Huntington's disease has resisted treatment for decades. It's hereditary, progressive, and until recently, untreatable in any meaningful sense. A gene therapy called AMT-130, developed by uniQure, changed that picture in 2025 — clinical trial results showed it slowing disease progression by roughly 75% in treated patients.
Huntington's is caused by a single genetic mutation: an expanded CAG repeat in the HTT gene that produces a toxic form of the huntingtin protein. This misfolded protein gradually destroys neurons in the striatum, the brain region responsible for movement control, leading to the involuntary movements, cognitive decline, and psychiatric symptoms that define the disease. Most people with Huntington's begin showing symptoms in their 30s or 40s and die within 10 to 20 years of onset.
AMT-130 works by silencing the mutant HTT gene at the source. The therapy uses an adeno-associated virus (AAV) vector — a modified, harmless virus — to deliver a microRNA that specifically targets and degrades the messenger RNA produced by the faulty gene. Without that mRNA, cells can't make the toxic protein in the first place. The treatment is delivered directly into the striatum via a neurosurgical procedure lasting eight to ten hours.

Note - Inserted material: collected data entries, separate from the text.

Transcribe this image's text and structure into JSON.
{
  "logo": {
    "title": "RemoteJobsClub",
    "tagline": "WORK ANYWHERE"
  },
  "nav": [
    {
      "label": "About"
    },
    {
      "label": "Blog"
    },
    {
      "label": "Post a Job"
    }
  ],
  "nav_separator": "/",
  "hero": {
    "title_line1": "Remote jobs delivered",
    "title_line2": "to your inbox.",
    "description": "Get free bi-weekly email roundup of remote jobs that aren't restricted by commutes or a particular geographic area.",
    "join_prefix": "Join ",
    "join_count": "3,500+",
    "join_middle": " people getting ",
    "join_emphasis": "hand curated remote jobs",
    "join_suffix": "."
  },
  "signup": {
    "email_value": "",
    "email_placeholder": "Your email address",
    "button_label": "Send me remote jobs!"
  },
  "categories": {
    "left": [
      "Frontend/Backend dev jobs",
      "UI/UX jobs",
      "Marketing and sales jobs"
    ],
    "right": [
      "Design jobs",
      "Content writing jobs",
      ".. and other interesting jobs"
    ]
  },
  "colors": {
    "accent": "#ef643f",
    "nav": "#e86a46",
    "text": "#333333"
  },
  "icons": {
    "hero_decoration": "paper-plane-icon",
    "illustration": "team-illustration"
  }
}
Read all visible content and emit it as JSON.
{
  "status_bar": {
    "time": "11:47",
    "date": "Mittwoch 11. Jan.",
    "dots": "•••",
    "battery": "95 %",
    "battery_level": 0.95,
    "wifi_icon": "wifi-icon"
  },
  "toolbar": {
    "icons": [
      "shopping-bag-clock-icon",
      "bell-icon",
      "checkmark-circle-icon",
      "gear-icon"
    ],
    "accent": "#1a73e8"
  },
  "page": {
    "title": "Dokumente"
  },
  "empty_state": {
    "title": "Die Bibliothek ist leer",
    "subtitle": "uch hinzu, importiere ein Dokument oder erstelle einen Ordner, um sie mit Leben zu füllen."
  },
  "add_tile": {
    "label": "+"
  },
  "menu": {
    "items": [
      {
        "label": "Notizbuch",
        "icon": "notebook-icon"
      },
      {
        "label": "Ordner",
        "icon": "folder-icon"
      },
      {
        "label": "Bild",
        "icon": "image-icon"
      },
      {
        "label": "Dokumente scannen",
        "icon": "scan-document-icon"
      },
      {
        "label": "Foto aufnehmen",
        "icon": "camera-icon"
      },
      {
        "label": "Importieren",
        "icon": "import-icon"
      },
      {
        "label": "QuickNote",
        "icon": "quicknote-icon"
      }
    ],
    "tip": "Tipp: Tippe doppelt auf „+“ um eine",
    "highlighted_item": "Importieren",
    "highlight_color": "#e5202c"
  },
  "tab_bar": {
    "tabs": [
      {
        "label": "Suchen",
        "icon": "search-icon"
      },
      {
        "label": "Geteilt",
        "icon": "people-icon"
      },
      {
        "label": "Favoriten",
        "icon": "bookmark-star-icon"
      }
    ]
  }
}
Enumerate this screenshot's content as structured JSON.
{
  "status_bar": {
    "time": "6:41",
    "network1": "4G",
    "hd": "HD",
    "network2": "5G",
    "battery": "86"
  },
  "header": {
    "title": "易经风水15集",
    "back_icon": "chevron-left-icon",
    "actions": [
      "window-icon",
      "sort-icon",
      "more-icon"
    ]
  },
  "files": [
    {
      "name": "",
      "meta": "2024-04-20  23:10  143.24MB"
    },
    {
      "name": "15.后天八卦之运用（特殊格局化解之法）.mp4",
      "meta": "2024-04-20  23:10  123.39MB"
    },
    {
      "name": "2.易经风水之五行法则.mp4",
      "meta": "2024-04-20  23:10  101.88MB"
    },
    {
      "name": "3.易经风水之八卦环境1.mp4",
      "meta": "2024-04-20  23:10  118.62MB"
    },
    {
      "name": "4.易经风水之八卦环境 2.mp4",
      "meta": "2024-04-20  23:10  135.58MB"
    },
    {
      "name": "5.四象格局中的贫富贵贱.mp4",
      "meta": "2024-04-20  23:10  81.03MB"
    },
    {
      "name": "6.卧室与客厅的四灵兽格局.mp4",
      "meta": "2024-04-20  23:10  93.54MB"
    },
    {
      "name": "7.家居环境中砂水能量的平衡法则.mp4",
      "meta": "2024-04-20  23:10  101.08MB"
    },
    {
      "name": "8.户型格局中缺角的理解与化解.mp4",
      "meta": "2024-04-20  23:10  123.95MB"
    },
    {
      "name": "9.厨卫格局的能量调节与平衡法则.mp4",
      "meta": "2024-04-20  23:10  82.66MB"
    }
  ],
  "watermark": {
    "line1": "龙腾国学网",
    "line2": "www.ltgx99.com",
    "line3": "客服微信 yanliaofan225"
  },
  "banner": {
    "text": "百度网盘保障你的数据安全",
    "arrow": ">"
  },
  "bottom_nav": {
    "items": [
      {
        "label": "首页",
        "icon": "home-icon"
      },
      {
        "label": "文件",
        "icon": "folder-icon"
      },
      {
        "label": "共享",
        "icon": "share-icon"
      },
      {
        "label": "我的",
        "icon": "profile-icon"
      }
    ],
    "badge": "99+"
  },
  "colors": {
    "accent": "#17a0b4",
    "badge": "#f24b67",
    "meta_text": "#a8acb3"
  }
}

Trial participants who received the therapy showed significantly reduced levels of mutant huntingtin protein in their cerebrospinal fluid — a direct marker of the therapy's effect. More importantly, clinical measures of motor and cognitive function declined at a far slower rate than in untreated patients, and in some cases remained stable over the follow-up period.
The results are especially striking because Huntington's has no approved disease-modifying treatments. Every therapy attempted before AMT-130 managed symptoms at best. This one targets the root cause.
The therapy isn't without challenges. The surgical delivery is complex and not without risk, and the long-term durability of the effect is still being evaluated. But researchers and patient advocates are treating this as the most significant advance for Huntington's patients in a generation. Regulatory discussions are ongoing as larger trials proceed.